December 11, 2016
The Problems of Slow Economic Growth
It is economic forecast season. Most models, including mine, project economic growth for 2017 in the 2.0 percent range. This is the growing consensus among international forecasters and commercial firms as well. Most troubling, long-run forecasts say much the same for the next several years. If these forecasts are correct, the impact will have a significant impact on our culture, political and policy environment. Let me explain.
From the end of World War II to 2007 economic growth averaged more than 3.0 percent. Accounting for a population growth rate of a little over 1.0 percent meant that the American standard of living doubled every 25 to 30 years. This meant that the American expectation that our kids would enjoy a better standard of living than their parents was largely realized.
However, if growth stays at 2.0 percent, with a somewhat slower population growth, we can expect the standard of living to double every 60 to 70 years. At that rate, most of ours kids won't really experience noticeable increase in wealth and incomes over their lifetimes. This more than any other factor will serve to change what most of us have thought of as the American Dream.
It is foolish to suppose our Republic will avoid widespread anger and division if this comes to pass. It is worth talking about as we think about and how and why we may fix it, or adapt to these changes.
Now, clearly, economic growth doesn’t capture all that it good about our changing world. Our air is cleaner, our water clearer, and the world safer than at any time in living memory. These are valuable things, but are poorly captured by economic data. Likewise, our leisure choices are better than ever before, and have been enormously enabled by technology.
In some way things are so good in the US we’ve had to redefine hunger to include poor nutrition choices. We now label wireless telephony as a basic human necessity. Close to six billion people around the world live beneath the US poverty line, and few of them have access to Social Security, Medicaid, or SNAP (food stamps). Even the poorest Americans are upper middle class citizens of the world. We are an affluent nation in a world that has never been so affluent. The problem isn’t so much where we are, but where we are headed.
In past columns I have covered the debate on a technology and demographically induced slowdown.
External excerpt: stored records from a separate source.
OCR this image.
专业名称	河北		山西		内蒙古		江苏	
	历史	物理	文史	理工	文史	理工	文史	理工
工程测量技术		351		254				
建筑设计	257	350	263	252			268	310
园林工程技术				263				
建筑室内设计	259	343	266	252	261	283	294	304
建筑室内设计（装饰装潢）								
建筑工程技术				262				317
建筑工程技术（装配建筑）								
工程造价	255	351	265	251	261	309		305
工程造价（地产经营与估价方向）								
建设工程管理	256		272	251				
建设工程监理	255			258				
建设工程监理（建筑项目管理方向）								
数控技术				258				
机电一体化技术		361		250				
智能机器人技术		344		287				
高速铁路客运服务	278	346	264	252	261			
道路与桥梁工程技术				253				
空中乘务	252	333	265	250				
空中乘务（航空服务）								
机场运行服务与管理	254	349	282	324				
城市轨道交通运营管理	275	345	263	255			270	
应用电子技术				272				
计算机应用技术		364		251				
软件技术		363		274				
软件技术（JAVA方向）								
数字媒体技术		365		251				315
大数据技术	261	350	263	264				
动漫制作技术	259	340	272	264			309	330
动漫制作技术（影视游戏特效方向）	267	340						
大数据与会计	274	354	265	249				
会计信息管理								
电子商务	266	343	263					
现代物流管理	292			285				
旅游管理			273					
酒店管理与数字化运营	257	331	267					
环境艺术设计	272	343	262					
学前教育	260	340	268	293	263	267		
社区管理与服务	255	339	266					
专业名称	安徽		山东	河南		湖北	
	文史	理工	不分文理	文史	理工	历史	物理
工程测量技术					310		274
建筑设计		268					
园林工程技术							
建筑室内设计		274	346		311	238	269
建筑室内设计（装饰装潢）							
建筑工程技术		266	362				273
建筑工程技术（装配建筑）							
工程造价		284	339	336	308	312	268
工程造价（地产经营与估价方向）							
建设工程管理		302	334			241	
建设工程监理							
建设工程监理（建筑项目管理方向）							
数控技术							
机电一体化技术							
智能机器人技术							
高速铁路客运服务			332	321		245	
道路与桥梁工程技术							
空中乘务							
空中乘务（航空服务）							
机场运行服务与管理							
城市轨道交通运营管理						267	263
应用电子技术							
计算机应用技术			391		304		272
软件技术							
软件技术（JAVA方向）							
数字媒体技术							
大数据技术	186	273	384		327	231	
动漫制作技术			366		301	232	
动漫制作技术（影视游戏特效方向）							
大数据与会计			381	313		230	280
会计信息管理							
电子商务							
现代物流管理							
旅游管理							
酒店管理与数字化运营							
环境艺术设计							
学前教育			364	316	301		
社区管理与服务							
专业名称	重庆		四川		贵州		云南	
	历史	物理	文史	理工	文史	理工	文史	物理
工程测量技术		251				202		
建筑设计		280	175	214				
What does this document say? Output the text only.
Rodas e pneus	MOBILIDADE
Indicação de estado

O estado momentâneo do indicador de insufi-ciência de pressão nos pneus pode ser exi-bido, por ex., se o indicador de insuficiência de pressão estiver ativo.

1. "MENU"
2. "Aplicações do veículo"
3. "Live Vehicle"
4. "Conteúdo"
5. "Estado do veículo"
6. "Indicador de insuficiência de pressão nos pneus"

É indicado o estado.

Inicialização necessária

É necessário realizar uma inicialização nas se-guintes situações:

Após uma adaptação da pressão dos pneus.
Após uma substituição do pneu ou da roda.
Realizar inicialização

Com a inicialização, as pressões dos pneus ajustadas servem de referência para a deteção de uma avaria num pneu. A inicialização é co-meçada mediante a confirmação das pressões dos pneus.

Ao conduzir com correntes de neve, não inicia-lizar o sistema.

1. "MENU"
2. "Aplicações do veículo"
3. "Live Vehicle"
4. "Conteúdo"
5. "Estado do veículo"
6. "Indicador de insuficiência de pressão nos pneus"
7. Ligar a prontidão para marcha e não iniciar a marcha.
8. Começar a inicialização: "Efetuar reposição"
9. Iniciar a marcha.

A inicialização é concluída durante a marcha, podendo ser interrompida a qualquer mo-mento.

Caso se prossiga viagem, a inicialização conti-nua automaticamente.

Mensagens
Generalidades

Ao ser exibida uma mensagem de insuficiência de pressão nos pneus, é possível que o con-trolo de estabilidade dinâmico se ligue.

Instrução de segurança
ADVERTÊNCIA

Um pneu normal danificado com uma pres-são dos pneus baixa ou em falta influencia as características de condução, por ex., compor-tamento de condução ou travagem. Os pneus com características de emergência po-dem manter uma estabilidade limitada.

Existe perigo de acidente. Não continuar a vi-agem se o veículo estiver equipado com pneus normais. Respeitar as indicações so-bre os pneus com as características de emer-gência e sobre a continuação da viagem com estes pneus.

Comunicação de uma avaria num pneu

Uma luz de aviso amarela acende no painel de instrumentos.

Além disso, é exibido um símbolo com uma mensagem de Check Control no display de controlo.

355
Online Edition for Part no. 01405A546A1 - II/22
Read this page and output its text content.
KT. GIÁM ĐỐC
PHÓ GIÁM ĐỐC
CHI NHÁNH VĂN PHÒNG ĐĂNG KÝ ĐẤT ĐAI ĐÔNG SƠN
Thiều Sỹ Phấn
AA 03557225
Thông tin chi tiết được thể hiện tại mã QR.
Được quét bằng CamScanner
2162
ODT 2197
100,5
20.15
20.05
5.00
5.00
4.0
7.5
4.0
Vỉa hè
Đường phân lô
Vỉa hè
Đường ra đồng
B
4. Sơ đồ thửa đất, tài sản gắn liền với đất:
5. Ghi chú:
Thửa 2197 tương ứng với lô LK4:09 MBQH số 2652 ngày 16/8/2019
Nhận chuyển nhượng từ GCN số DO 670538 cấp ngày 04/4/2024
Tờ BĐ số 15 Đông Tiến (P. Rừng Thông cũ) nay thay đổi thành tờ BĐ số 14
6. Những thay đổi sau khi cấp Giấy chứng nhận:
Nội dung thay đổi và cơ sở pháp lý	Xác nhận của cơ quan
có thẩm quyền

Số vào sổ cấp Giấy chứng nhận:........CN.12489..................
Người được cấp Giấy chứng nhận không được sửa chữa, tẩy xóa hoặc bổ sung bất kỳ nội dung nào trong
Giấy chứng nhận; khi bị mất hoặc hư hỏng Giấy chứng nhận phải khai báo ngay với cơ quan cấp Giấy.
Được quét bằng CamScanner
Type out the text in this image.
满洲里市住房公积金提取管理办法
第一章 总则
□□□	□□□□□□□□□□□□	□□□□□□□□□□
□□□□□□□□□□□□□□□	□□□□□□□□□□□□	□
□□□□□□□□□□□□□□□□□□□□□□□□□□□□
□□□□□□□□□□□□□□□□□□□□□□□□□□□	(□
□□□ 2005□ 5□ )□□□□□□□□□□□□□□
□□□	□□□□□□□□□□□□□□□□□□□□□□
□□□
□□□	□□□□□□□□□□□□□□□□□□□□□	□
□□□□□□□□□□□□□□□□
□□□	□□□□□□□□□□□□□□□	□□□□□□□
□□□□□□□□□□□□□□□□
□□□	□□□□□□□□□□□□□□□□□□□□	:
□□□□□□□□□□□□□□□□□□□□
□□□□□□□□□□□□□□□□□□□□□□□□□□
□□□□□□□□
I am increasingly doubtful that either are the prime growth challenge we face. Rather, I think the problem is more a collection of many small things that will have to be undone rather laboriously. And, without condemning any individual policy, it is helpful to review the many things that aren’t occurring at historical levels.
We aren’t seeing new business formation or expansion at the rates of a generation ago. Overall, growth in educational attainment has been largely stalled for a generation, and growth of adult use of illegal drugs has doubled in a generation. Sadly, this leaves many adults who simply cannot be part of a modern economy. Family formation has changed in ways that threaten a growing share of our population. Children, and boys in particular, raised in single parent households do profoundly worse, on average, than those raised with two parents.
Finally, as technology changes, far too many Americans just cannot or do not adapt. That results in places with large numbers of unemployable men and women in the prime of their lives. None of these factors can be remedied simply or quickly, but they all slow economic growth and make it more unequal. Sadly, these seem to be among the many things that challenge use as we move into a world where economic growth has slowed to a dangerous level.